Zu einer klaren Religionskritik lässt sie sich nicht hinreißen, wohl auch, weil sie sich selbst religiös nicht festlegen will. In einem Spiegel-Interview beantwortete sie 2007 die Frage, ob sie Atheistin sei, nur mosaisch: "Ich respektiere alle Religionen, fühle mich aber keiner zugehörig. Es gab eine Zeit, in der ich an gar nichts geglaubt habe. Mittlerweile glaube ich an eine Macht, die einen schützt und einem im Laufe des Lebens Aufgaben stellt. Ich nenne sie aber nicht Gott." Zugleich scheut sie sich nicht, den Islam als Vehikel zu bezeichnen, dessen sich muslimische Männer gern bedienen, um ihre verkommenen Vorstellungen durchzusetzen.

Die Wochenzeitung Die Zeit stellte in einem Porträt der Schauspielerin die Behauptung auf, sie negiere bewusst die Parallelen zwischen ihren filmischen und frauenrechtlichen Engagements, um sich selbst zu schützen. Tatsächlich ist es nicht vollkommen abwegig, dass es Kekilli schwer fällt, die eigenen Erfahrungen von ihrem Engagement zu trennen. Kekilli ist die Tochter moderat muslimischer Eltern. Sie musste nie Kopftuch tragen, durfte aber beispielsweise kein Abitur machen. Als die Pornogeschichte öffentlich gemacht wird, kommt es zum Bruch mit ihrem Elternhaus.

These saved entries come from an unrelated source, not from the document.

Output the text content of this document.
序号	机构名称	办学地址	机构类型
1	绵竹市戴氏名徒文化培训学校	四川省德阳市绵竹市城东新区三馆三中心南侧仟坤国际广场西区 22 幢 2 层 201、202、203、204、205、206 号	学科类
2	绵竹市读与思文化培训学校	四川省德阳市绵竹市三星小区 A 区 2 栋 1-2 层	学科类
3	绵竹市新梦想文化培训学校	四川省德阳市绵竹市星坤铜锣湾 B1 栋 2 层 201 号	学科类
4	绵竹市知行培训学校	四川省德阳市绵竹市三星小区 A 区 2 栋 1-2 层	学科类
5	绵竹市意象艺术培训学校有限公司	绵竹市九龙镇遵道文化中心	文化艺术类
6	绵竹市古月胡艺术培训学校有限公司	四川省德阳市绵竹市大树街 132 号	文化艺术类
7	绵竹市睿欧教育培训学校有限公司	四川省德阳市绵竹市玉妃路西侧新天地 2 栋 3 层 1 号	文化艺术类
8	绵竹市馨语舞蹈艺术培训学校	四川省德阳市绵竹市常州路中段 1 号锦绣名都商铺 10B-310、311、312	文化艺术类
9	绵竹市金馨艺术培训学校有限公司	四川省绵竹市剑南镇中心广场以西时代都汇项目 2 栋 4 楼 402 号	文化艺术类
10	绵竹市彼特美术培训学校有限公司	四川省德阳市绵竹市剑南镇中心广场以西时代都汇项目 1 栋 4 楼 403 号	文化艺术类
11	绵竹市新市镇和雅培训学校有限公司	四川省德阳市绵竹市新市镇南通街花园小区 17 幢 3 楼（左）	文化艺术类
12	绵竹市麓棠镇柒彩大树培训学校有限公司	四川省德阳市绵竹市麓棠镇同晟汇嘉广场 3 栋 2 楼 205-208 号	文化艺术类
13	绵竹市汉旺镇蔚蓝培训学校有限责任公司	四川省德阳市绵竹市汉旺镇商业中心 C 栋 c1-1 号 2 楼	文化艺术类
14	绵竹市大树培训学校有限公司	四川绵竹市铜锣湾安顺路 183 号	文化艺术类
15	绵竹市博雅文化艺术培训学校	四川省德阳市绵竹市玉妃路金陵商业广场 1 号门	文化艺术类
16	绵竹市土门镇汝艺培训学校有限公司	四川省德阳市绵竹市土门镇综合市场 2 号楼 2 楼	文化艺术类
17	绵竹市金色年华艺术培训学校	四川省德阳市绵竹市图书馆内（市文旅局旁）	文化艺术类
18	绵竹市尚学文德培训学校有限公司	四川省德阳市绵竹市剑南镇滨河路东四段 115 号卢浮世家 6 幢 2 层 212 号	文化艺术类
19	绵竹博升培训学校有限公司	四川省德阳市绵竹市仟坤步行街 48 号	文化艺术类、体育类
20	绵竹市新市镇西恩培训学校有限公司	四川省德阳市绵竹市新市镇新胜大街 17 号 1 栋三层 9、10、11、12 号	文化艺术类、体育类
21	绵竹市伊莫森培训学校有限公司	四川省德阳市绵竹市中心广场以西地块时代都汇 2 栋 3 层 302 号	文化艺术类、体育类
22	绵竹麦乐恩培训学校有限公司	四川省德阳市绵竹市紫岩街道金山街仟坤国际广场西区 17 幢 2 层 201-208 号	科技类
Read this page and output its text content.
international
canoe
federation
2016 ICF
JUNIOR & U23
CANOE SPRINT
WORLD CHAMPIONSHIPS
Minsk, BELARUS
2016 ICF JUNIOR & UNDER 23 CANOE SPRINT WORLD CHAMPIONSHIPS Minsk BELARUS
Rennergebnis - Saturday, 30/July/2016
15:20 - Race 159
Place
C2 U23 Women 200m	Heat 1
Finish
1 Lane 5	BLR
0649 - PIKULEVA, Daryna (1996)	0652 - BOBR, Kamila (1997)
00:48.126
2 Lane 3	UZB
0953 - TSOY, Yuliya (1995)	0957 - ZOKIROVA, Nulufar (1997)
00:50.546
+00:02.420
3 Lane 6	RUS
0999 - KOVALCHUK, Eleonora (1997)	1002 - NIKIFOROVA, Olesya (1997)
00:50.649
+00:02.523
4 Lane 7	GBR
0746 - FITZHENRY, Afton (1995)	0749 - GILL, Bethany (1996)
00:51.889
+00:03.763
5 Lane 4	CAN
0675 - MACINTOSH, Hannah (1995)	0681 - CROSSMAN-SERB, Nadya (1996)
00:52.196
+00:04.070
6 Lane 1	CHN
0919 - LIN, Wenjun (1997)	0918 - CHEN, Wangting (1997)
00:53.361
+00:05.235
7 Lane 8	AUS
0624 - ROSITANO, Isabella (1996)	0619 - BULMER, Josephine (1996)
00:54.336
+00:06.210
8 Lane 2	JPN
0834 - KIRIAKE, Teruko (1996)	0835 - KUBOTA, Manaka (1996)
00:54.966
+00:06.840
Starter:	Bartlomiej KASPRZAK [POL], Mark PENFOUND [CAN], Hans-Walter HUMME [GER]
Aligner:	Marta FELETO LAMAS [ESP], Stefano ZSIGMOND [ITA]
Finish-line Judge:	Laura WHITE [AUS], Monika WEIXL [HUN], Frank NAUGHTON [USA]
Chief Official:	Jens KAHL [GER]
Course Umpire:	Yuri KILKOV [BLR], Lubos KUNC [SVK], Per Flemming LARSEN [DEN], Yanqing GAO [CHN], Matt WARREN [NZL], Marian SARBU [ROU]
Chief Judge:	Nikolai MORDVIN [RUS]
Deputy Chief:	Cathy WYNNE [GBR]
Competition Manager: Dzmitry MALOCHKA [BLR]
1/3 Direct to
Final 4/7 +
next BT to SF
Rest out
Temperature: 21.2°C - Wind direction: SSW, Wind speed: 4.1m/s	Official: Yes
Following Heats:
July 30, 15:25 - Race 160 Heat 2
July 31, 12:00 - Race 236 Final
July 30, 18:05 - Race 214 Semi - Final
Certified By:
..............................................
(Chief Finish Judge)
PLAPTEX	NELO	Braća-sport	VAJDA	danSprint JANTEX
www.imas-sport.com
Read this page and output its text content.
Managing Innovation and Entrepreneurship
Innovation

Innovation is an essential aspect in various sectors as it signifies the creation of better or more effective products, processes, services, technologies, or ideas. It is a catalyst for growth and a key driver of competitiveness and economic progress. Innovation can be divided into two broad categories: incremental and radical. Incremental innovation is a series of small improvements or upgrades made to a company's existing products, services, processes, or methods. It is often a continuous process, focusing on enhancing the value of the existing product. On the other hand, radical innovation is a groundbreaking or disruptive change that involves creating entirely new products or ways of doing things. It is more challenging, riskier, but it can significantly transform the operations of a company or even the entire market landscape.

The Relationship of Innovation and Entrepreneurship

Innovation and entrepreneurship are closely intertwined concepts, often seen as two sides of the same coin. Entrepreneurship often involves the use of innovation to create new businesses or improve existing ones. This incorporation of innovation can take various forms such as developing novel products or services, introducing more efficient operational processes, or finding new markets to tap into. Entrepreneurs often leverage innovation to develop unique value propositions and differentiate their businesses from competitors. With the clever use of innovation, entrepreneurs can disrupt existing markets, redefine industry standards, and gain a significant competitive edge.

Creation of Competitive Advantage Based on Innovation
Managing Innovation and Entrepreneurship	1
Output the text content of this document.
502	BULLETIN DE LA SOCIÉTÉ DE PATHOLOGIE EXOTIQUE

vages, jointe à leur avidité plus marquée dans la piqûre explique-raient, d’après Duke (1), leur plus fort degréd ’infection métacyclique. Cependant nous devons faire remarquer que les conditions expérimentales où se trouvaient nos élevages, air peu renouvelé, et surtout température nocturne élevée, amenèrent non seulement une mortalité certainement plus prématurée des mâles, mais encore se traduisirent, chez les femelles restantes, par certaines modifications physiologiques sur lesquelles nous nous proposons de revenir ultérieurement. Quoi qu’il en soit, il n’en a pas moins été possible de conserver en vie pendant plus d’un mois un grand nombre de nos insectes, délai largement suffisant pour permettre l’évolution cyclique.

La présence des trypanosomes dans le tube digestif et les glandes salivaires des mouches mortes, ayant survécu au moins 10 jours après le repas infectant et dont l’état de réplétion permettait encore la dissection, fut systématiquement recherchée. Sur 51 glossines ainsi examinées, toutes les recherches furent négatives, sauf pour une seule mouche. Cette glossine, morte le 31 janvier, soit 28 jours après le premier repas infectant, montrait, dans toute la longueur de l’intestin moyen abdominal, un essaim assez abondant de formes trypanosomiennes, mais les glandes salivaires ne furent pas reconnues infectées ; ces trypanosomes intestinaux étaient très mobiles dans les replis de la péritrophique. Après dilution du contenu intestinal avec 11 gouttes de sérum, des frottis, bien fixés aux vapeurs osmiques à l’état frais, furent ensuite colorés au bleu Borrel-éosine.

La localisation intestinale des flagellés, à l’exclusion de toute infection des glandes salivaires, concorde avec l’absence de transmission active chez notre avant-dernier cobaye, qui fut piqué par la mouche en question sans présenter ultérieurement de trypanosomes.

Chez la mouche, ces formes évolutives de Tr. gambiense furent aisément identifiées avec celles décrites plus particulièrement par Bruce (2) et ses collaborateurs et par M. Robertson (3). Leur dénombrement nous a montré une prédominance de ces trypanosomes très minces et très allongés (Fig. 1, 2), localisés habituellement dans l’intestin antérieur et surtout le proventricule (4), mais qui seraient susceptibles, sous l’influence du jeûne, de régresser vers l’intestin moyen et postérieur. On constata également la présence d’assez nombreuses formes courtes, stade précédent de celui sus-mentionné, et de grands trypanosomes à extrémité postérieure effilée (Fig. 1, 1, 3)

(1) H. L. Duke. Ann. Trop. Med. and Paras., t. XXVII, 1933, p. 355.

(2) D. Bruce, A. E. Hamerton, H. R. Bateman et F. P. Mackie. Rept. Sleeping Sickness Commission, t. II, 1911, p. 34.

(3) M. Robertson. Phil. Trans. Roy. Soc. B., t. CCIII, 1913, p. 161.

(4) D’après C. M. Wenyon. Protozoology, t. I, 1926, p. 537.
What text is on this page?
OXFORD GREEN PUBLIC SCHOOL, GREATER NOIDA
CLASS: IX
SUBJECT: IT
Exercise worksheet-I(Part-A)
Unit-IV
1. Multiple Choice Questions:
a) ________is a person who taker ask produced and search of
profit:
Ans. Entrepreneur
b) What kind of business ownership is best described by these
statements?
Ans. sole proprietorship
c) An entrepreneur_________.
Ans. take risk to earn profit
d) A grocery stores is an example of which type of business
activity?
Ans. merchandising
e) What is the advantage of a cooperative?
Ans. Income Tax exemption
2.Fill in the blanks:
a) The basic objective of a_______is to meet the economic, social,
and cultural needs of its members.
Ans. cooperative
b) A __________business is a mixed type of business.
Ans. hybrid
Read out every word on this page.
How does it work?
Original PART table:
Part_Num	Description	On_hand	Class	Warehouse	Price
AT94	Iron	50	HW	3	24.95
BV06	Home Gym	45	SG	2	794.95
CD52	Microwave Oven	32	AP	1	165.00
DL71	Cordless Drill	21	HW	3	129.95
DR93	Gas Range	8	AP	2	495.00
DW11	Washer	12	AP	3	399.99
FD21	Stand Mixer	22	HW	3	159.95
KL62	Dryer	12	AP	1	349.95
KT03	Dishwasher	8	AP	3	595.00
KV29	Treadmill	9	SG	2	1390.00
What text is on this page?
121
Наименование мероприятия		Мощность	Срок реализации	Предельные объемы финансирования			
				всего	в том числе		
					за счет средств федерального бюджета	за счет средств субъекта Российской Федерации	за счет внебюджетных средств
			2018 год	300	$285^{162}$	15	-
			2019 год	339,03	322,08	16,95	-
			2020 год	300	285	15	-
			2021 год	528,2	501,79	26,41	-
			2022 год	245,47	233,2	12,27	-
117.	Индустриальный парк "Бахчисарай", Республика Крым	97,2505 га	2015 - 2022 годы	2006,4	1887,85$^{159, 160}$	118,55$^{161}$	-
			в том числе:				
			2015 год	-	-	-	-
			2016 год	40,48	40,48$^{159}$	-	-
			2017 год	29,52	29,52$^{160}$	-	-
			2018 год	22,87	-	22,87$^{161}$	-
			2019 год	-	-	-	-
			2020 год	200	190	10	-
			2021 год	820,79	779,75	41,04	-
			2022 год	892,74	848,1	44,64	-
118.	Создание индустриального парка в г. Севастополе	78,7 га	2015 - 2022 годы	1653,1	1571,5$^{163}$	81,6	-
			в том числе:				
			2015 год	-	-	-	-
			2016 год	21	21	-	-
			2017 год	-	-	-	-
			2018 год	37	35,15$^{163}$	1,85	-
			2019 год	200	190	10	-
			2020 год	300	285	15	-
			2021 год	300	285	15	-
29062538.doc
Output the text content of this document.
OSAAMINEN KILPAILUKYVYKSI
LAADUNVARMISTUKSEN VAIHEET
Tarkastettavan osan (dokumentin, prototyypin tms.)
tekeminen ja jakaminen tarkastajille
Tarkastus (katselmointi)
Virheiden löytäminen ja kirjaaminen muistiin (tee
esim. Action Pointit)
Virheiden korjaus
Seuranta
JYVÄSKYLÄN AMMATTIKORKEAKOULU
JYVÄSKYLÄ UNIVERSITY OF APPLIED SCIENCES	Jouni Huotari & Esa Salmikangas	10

Als sie vor exakt zwei Jahren im Schloss Bellevue über Gewalt gegen muslimische Frauen im Namen der Ehre spricht, kann sie die Tränen nicht völlig zurückhalten. Dort fragte sie provokant, warum die Frauen von der eigenen Familie und der muslimischen Gesellschaft so klein gehalten werden?

"Die Familie ist mächtig, die Tradition ist noch viel mächtiger. Wer den Mut aufbringt, gegen alle Widerstände zu kämpfen und sich loszureißen, hat anschließend nicht nur die Familie, sondern auch den öffentlichen Respekt verloren und lebt fortan schutzlos in der Gesellschaft", heißt es in ihrer Rede. Und weiter: "Ist es das wert? Die eigene Identität, die Familie und den Kulturkreis einzutauschen gegen ein freies Leben? Denn genau das bedeutet es. Die bisher gelebte Identität abzustreifen. Schon allein diese Fragestellung ist schizophren. Wer zwischen diesen beiden Welten wandert, unterliegt einem fast unmenschlichen Druck. Er macht einen buckelig, traurig, depressiv. Ich will mich und andere nicht belügen und alles versteckt machen, nur damit die Familie und der Kulturkreis mich hoffentlich irgendwie akzeptieren. Ich möchte ein selbstbestimmtes Leben führen, ohne mich dafür rechtfertigen zu müssen oder gesellschaftlich geächtet zu werden."

Als Botschafterin von Terre des Femmes setzt sie sich dafür ein und ergreift das Wort gegen antifeministische und patriarchale Positionen. Sibel Kekilli sei "ein Vorbild für alle Mädchen und Frauen, um ein selbstbestimmtes Leben gegen alle Widerstände von außen zu führen", erklärte die Bundesgeschäftsführerin von Terre des Femmes Christa Stolle.

Und was sagt die Ausgezeichnete selbst? Das hätten wir sie gern gefragt, aber ein Interview war "aus Zeitgründen vor der Verleihung" nicht möglich. In der Presseerklärung der Frauenrechtsorganisation stellt die deutsche Schauspielerin mit türkischem Hintergrund aber eine unmissverständliche Forderung auf: "Jedes Mädchen, jede Frau muss so frei leben können, wie sie es für richtig hält, ohne durch Familie und Freunde massiv eingeschränkt oder wegen ihres Lebenswandels gar mit dem Tode bedroht zu werden".

Was es dazu braucht, ob religiöse Mäßigung oder mehr engagierte Frauenrechtler*innen oder beides, das werden wir sie beim nächsten Interview fragen.